Lettres à qui voudra bien lire


©Pascal Holenweg, Genève, 1999

Mes très chers,
Il vous en donc fallu du temps pour vous désouvenir de moi; vous l'avez fait, comme il est de coutume, en me célébrant; les révolutions ne subissent-elles pas le même sort, lorsque vient le moment de les commémorer ? Mais vous ne commémorez que pour mieux enterrer, et vos enterrements désormais sont de la même eau tiède que vos discours.
Passant en esprit sur telle colline où aux temps anciens vos ancêtres dressaient des échafauds, que certains d'entre vous, sans doute, rêvent de dresser à nouveau, j'y ai vu la stèle qui y fut érigée en expiations des flammes que l'on fit naguère danser autour d'un philosophe hérétique. Au pied de cette stèle, en guise de couronne, trônait une énorme poubelle aux armes de la Ville. C'est ainsi que vous saluez les idées et ceux qui, les ayant eu trop tôt, moururent de ne pas avoir eu la sagesse ou la lâcheté d'y renoncer. Sur l'île où vous l'avez figé, le Promeneur échappera-t-il longtemps à pareil outrage ? Il semble que ses paroles ne dérangent plus grand-monde. On ne le lit plus. D'autres ont des facilités qu'il n'avait pas -mais eux aussi, vous avez trouvé le moyen de les faire taire : en les portant aux nues...
Vous me commémorez donc, et me célébrez. Et l'an dernier, quelque autorité proclama l'année "année de la diversité". Vous regardant de là où je siège désormais, je vous trouve piteuse mine pour des célébrants de la diversité. Ainsi vous voilà au spectacle... Est-ce d'avoir renoncé à être vous-mêmes spectacle ? Année de la diversité... Serait-ce que toutes les autres ne furent et ne sont que de l'uniformité ? Vous n'avez célébré l'année de la femme qu'en écho de quelques millénaires de pouvoir des hommes, l'année de l'enfant qu'en reflet de plus encore de millénaire de sujétion des enfants; vous ne célébrerez l'année des pauvres que parce que des riches en auront décidé. Votre année de la diversité, mes beaux enfants, s'avance masquée de correction politique, culturelle, rhétorique. N'avez-vous fait que tourner en rond depuis deux siècles ?
Il y a encore ce qu'il convient de dire et de faire, il y a toujours ce qu'il ne convient pas de dire et ce qu'il ne convient pas de faire. Vous ne célébrez que pour mieux conjurer. Et vous fermez vos portes, et celles de vos pays, et dans vos rues les visages autres semblent si fort vous inquiéter que vous ne songez qu'à ces enclosures que l'on nomme "politique d'immigration" et que vous tracez en cercles autour de vous; trois cercles : celui des semblables, celui des différents, celui des indésirables. Et il y a dans vos livres des mots qui ne se doivent plus prononcer. Et il y a dans vos cités des idées qui n'ont plus droit de cité. La diversité valait bien qu'on lui consacre une année : avant elle et après elle, des siècles d'uniformité l'enserrent. Il vous semble gris le temps que vous vivez ? Mais il est à votre couleur. Ceux qui règnent ne trônent pas, et si le besoin de maîtres vous tenaille, ne cherchez pas les vôtres ailleurs qu'en vous regardant dans la glace. Le monde se maîtrise en silence; c'est d'avoir fait trop de bruit que j'en fus exclu.

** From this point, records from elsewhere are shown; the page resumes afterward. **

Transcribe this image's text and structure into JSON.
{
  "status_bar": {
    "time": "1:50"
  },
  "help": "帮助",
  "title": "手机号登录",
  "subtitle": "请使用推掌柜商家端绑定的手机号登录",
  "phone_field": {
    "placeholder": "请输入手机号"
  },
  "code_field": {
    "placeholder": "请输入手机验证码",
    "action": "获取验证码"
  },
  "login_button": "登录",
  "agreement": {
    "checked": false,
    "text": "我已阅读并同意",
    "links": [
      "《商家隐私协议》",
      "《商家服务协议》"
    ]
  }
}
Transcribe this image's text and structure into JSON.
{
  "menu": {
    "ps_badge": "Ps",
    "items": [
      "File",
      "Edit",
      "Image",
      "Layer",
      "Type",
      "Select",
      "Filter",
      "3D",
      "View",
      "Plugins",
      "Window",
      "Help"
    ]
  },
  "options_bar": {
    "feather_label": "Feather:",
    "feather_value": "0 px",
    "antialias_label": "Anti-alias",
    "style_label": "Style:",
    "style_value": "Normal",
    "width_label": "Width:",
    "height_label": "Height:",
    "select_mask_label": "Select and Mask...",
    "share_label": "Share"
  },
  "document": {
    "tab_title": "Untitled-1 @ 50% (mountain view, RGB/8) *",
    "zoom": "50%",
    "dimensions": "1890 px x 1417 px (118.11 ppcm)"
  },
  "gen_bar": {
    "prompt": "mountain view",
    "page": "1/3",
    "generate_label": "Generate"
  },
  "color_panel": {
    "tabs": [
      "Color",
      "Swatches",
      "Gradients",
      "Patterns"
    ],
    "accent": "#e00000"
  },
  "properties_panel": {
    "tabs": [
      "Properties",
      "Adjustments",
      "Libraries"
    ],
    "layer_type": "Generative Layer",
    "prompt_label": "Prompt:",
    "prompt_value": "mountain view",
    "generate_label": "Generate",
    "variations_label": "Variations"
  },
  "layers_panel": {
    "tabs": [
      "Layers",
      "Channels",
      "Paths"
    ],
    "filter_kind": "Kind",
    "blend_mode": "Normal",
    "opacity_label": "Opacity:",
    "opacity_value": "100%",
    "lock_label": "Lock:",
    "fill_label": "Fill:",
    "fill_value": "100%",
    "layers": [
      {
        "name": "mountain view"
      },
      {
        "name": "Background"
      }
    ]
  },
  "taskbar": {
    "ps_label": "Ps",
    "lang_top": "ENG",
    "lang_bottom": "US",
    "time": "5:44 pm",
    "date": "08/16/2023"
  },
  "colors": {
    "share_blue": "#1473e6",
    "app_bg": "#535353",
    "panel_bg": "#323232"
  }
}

Je ne suis que de passage, venu en voisin, en criminel revenu sur les lieux de son crime. Je vous vois tel que je vous avait connus, ne vous résignant pas à contempler à vos portes l'histoire en train de se faire, rêvant d'y prendre part mais terrifiés par ses risques. Ainsi étiez-vous déjà avant que je vienne vous réveiller. Ne me retenez pas. Vous n'en auriez pas la force. Je ne faisais que passer.
Je ne suis que le fantôme de la liberté


On peut rencontrer, sans le savoir, des ombres échappées des années de plomb. Des ombres qui l'étaient déjà dans ces années là, sans domicile fixe, sans visage, clandestins aux cheveux teints, sautant de cache en planque, vivant dans des tanières entre des poubelles. Terroristes, donc. Mais ne croyant qu'à moitié à ces discours politiques bétonnés, ces bunkers rhétoriques, pleins d'un prolétariat disparu, d'un parti armé dérisoire, d'une révolution improbable.
Il faut s'insurger contre les recettes de l'insurrection... Perdre le goût de l'autocritique, de ce masochisme de flagellants léninistes qui scandait les séances des organisations d'avant-garde. Et n'avoir aucun repentir quand vient le temps des repentis.
La lutte armée peut être comme un défi. Une preuve qu'on se donne à soi-même. La révolution alors redevient celle des romantiques, et non plus celle des révolutionnaires professionnels. On n'est plus soi-même quand on n'est plus qu'un "Camarade". Il faudrait n'accepter ni de recevoir des ordres, ni d'en donner. Choisir ses "coups", les actions en lesquelles on s'engage. Refuser les attentats aveugles, les bombes dans les banques, les provocations sanglantes destinées soi-disant à révéler le caractère intrinsèquement fasciste de la démocratie bourgeoise, refuser la punition des "traîtres à la classe ouvrière". Au nom de quoi flinguer un juge quand on s'est arrogé soi-même le droit de juger les autres, de disposer de leur liberté, de leur vie ?
Aujourd'hui, les terroristes occidentaux sont en charpie. Repentis lamentables ou nostalgiques momifiés. Bafouillent des regrets ou bégaient des slogans. Poupées de chiffon ou poupées mécaniques. Le temps est passé où l'on pouvait croire que l'exécution d'un bourreau pouvait venger la mort des victimes. Nombreux étaient déjà ceux qui n'y croyaient plus vraiment lors même qu'ils s'y prêtaient, mais qui avaient eu besoin d'agir, simplement, et étaient allé au plus immédiat, au plus brutal : éliminer l'adversaire. Mais l'adversaire toujours renaissait. Tuer un juge, c'était en faire naître un autre. Abattre un politicien, c'était donner son siège à son lieutenant ou à son concurrent. A quoi sert de tuer Moro pour se retrouver avec Andreotti ? Et les choses ainsi se reproduisaient à l'identique, ou au pire. Et ceux au nom de qui ce combat ce menaient n'en recevaient rien, ou alors des coups, encore et toujours.
Ils sont nombreux, ceux qui ont basculé dans la lutte armée parce que les poursuivaient les visages des enfants torturés, des affamés, des exilés. Mais la lutte armée faisait surgir d'autres visages, d'autres tortures, d'autres faims, d'autres exils. Et quand on tue un juge, dans le même temps continuent à crever ceux au nom de qui l'on a jugé le juge.
Il faudrait être combattant sans être militant. Il y a toujours du militaire dans le militant; du militaire, et de la discipline, de l'obéissance, de l'aveuglément. Le monde doit être peuplé de gens libres.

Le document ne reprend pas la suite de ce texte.